Responses to vertical motion, in either direction, were far less prevalent or consistent. Only 14 of 74 units (18%) tested with vertical stimuli showed responses to motion. Of those 14 units, 13 also responded to horizontal motion. Of the 13, six had consistent tonic responses to horizontal motion, yet responses to vertical motion were inconsistent (Fig. 9). Increases in firing rate occurred randomly during the stimulus presentation, giving inconsistent response times, both across motion trials of the same stimulus parameters as well as other motion parameters. Although some of these units showed a statistical change from baseline, the response onset and duration changed for each stimulus condition and often was not in the defined response envelope from the cluster analysis. An additional six of the 13 units showed periodic activity to both horizontal and vertical motion (similar to Fig. 8). The remaining horizontal and vertical motion responding unit was phasically excited to right motion onset only. During vertical motion, it was phasically excited with upward motion only. The unit that only responded to vertical motion also only responded phasically to the onset of upward motion.
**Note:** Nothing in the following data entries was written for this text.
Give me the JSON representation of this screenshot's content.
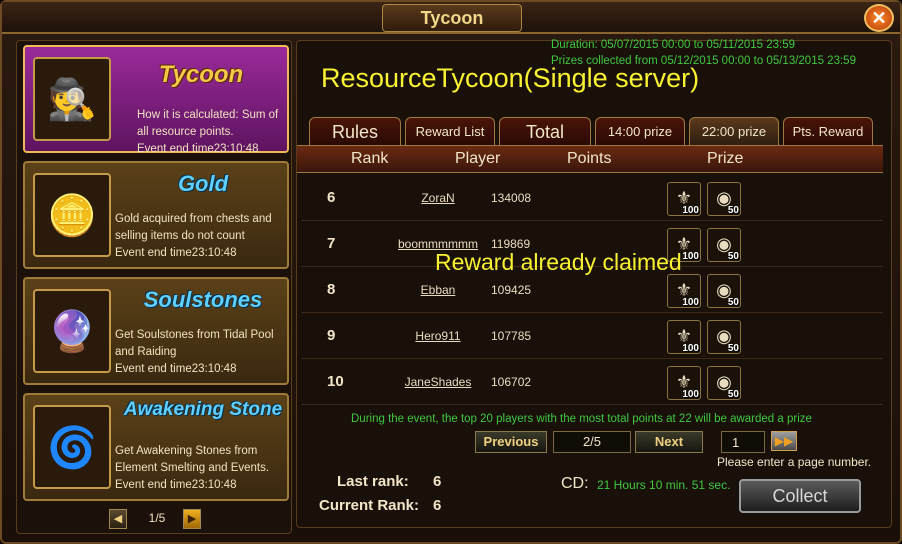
{
  "window": {
    "title": "Tycoon",
    "close_label": "✕"
  },
  "sidebar": {
    "events": [
      {
        "name": "Tycoon",
        "desc": "How it is calculated: Sum of all resource points.",
        "end": "Event end time23:10:48",
        "icon": "🕵",
        "active": true
      },
      {
        "name": "Gold",
        "desc": "Gold acquired from chests and selling items do not count",
        "end": "Event end time23:10:48",
        "icon": "🪙",
        "active": false
      },
      {
        "name": "Soulstones",
        "desc": "Get Soulstones from Tidal Pool and Raiding",
        "end": "Event end time23:10:48",
        "icon": "🔮",
        "active": false
      },
      {
        "name": "Awakening Stone",
        "desc": "Get Awakening Stones from Element Smelting and Events.",
        "end": "Event end time23:10:48",
        "icon": "🌀",
        "active": false
      }
    ],
    "pager": {
      "text": "1/5",
      "prev": "◀",
      "next": "▶"
    }
  },
  "main": {
    "duration": "Duration: 05/07/2015 00:00 to 05/11/2015 23:59",
    "prizes_collected": "Prizes collected from 05/12/2015 00:00 to 05/13/2015 23:59",
    "event_title": "ResourceTycoon(Single server)",
    "tabs": [
      "Rules",
      "Reward List",
      "Total",
      "14:00 prize",
      "22:00 prize",
      "Pts. Reward"
    ],
    "active_tab": "22:00 prize",
    "columns": [
      "Rank",
      "Player",
      "Points",
      "Prize"
    ],
    "rows": [
      {
        "rank": "6",
        "player": "ZoraN",
        "points": "134008",
        "prize1": "100",
        "prize2": "50"
      },
      {
        "rank": "7",
        "player": "boommmmmm",
        "points": "119869",
        "prize1": "100",
        "prize2": "50"
      },
      {
        "rank": "8",
        "player": "Ebban",
        "points": "109425",
        "prize1": "100",
        "prize2": "50"
      },
      {
        "rank": "9",
        "player": "Hero911",
        "points": "107785",
        "prize1": "100",
        "prize2": "50"
      },
      {
        "rank": "10",
        "player": "JaneShades",
        "points": "106702",
        "prize1": "100",
        "prize2": "50"
      }
    ],
    "claimed_text": "Reward already claimed",
    "notice": "During the event, the top 20 players with the most total points at 22 will be awarded a prize",
    "pager": {
      "previous": "Previous",
      "info": "2/5",
      "next": "Next",
      "input_value": "1",
      "go": "▶▶"
    },
    "hint": "Please enter a page number.",
    "last_rank_label": "Last rank:",
    "last_rank_value": "6",
    "current_rank_label": "Current Rank:",
    "current_rank_value": "6",
    "cd_label": "CD:",
    "cd_value": "21 Hours 10 min. 51 sec.",
    "collect": "Collect"
  }
}
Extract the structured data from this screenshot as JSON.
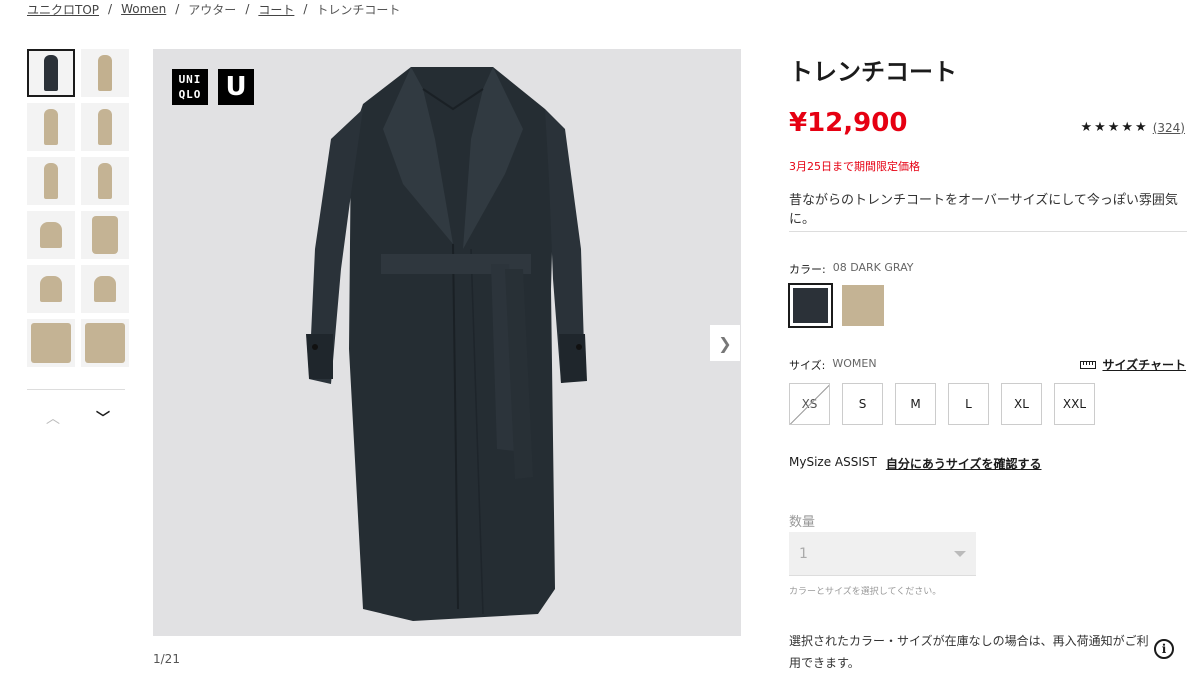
{
  "breadcrumb": {
    "items": [
      "ユニクロTOP",
      "Women",
      "アウター",
      "コート",
      "トレンチコート"
    ],
    "separator": "/"
  },
  "gallery": {
    "logo_uniqlo": [
      "UNI",
      "QLO"
    ],
    "logo_u": "U",
    "counter": "1/21",
    "thumb_colors": [
      "#2b3138",
      "#c2b08f",
      "#c4b394",
      "#c4b394",
      "#c4b394",
      "#c4b394",
      "#c4b394",
      "#c4b394",
      "#c4b394",
      "#c4b394",
      "#c4b394",
      "#c4b394"
    ]
  },
  "product": {
    "title": "トレンチコート",
    "price": "¥12,900",
    "rating_stars": "★★★★★",
    "rating_value": 4.5,
    "review_count": "(324)",
    "promo": "3月25日まで期間限定価格",
    "description": "昔ながらのトレンチコートをオーバーサイズにして今っぽい雰囲気に。"
  },
  "color": {
    "label": "カラー:",
    "value": "08 DARK GRAY",
    "swatches": [
      "#2b3138",
      "#c4b394"
    ]
  },
  "size": {
    "label": "サイズ:",
    "value": "WOMEN",
    "chart_label": "サイズチャート",
    "options": [
      "XS",
      "S",
      "M",
      "L",
      "XL",
      "XXL"
    ],
    "unavailable": [
      "XS"
    ]
  },
  "mysize": {
    "label": "MySize ASSIST",
    "link": "自分にあうサイズを確認する"
  },
  "quantity": {
    "label": "数量",
    "value": "1",
    "hint": "カラーとサイズを選択してください。"
  },
  "notice": "選択されたカラー・サイズが在庫なしの場合は、再入荷通知がご利用できます。",
  "info_icon": "i"
}
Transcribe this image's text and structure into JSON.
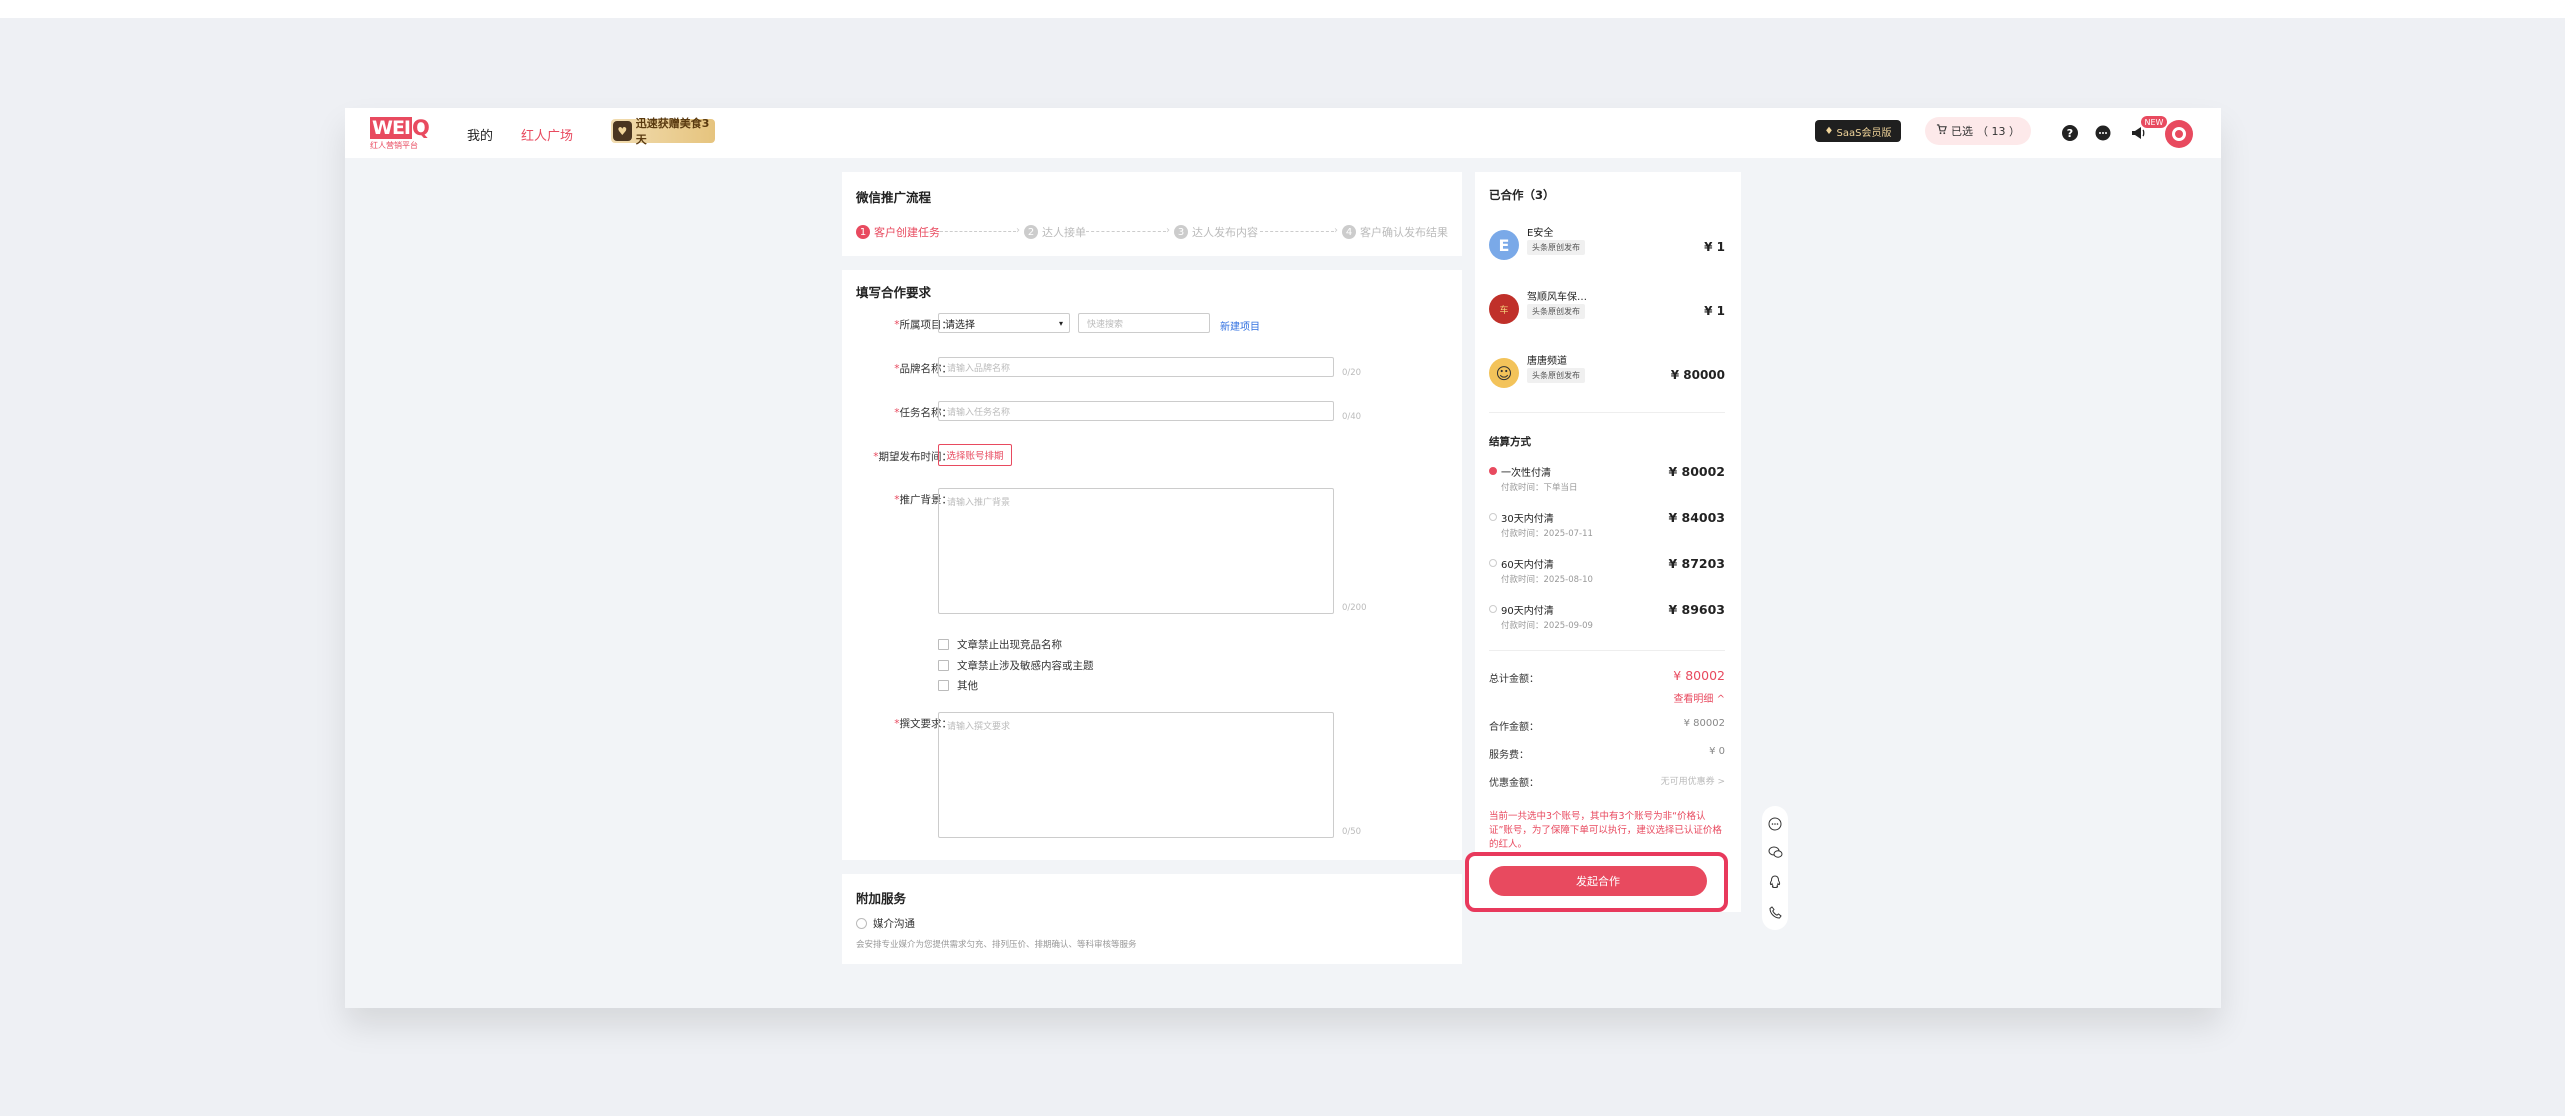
{
  "colors": {
    "accent": "#e84a5f",
    "link": "#2f6fe0"
  },
  "nav": {
    "logo_text": "WEI",
    "logo_letter": "Q",
    "logo_sub": "红人营销平台",
    "mine": "我的",
    "square": "红人广场",
    "promo": "迅速获赠美食3天",
    "saas": "SaaS会员版",
    "cart_label": "已选",
    "cart_count": "（ 13 ）",
    "new_badge": "NEW"
  },
  "flow": {
    "title": "微信推广流程",
    "steps": [
      {
        "num": "1",
        "label": "客户创建任务"
      },
      {
        "num": "2",
        "label": "达人接单"
      },
      {
        "num": "3",
        "label": "达人发布内容"
      },
      {
        "num": "4",
        "label": "客户确认发布结果"
      }
    ]
  },
  "form": {
    "title": "填写合作要求",
    "project_label": "所属项目：",
    "project_select": "请选择",
    "project_search": "快速搜索",
    "new_project": "新建项目",
    "brand_label": "品牌名称：",
    "brand_placeholder": "请输入品牌名称",
    "brand_counter": "0/20",
    "task_label": "任务名称：",
    "task_placeholder": "请输入任务名称",
    "task_counter": "0/40",
    "time_label": "期望发布时间：",
    "time_button": "选择账号排期",
    "bg_label": "推广背景：",
    "bg_placeholder": "请输入推广背景",
    "bg_counter": "0/200",
    "checks": [
      "文章禁止出现竞品名称",
      "文章禁止涉及敏感内容或主题",
      "其他"
    ],
    "write_label": "撰文要求：",
    "write_placeholder": "请输入撰文要求",
    "write_counter": "0/50"
  },
  "extra": {
    "title": "附加服务",
    "option": "媒介沟通",
    "desc": "会安排专业媒介为您提供需求匀充、排列压价、排期确认、等科审核等服务"
  },
  "cooperated": {
    "title": "已合作（3）",
    "items": [
      {
        "name": "E安全",
        "tag": "头条原创发布",
        "price": "¥ 1"
      },
      {
        "name": "驾顺风车保…",
        "tag": "头条原创发布",
        "price": "¥ 1"
      },
      {
        "name": "唐唐频道",
        "tag": "头条原创发布",
        "price": "¥ 80000"
      }
    ]
  },
  "settlement": {
    "title": "结算方式",
    "options": [
      {
        "name": "一次性付清",
        "time": "付款时间：下单当日",
        "amount": "¥ 80002",
        "checked": true
      },
      {
        "name": "30天内付清",
        "time": "付款时间：2025-07-11",
        "amount": "¥ 84003",
        "checked": false
      },
      {
        "name": "60天内付清",
        "time": "付款时间：2025-08-10",
        "amount": "¥ 87203",
        "checked": false
      },
      {
        "name": "90天内付清",
        "time": "付款时间：2025-09-09",
        "amount": "¥ 89603",
        "checked": false
      }
    ],
    "total_label": "总计金额：",
    "total_value": "¥ 80002",
    "detail_link": "查看明细 ^",
    "coop_label": "合作金额：",
    "coop_value": "¥ 80002",
    "fee_label": "服务费：",
    "fee_value": "¥ 0",
    "discount_label": "优惠金额：",
    "discount_value": "无可用优惠券 >",
    "warning": "当前一共选中3个账号，其中有3个账号为非“价格认证”账号，为了保障下单可以执行，建议选择已认证价格的红人。",
    "submit": "发起合作"
  }
}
Diverse visual motion information is encoded by the neurons of the CX. Responses to the stimuli provide timing information about the initiation, termination and duration of the motion, as well as direction and temporal frequency. These units can work in concert with one another as a population of numerous cells with numerous tuning properties. Information represented in these units, such as timing of onset and/or offset of motion, as well as direction and frequency, would be useful for evoking many visually directed behaviors, such as the optomotor response. Given that these units are simply a representative sample of a large population of neurons in the CX, variations in the magnitude of these responses associated with different parameters of the stimulus may provide subtle changes of input to downstream motor control circuits.

One of the striking features of our data is that individual units are tuned to a wide range of stimulus parameters but that their response characteristics can change with certain other parameters. For example, responsiveness of the population can vary with the temporal frequency of the moving stripe field. Some broadly tuned units responded equally well over most of the frequency range that was tested (e.g. Fig. 6B, cluster 4), while others showed significant responses to a narrower band of frequencies (e.g. Fig. 6B, clusters 2, 3 and 5). Moreover, the frequency band that generated significant responses varied among units. Finally, these curves could shift, and become broader or narrower with other parameters like direction. Therefore, response characteristics of these units, such as directional selectivity and temporal frequency tuning, can be dependent upon one another.

We also observed varying responses to different stripe orientations. Far fewer units responded to the stripe field moving vertically, and those that did respond rarely showed a consistent pattern. This could represent a behaviorally relevant bias to horizontal motion. It is worth noting that previous work has shown a shift in response properties of CX units when cockroaches were induced to climb objects, which is visually represented as vertical motion (Guo, 2014). An alternate explanation is that the temporal frequency range for vertical motion responses is different from that for horizontal motion responses, and our stimuli fell outside the preferred range.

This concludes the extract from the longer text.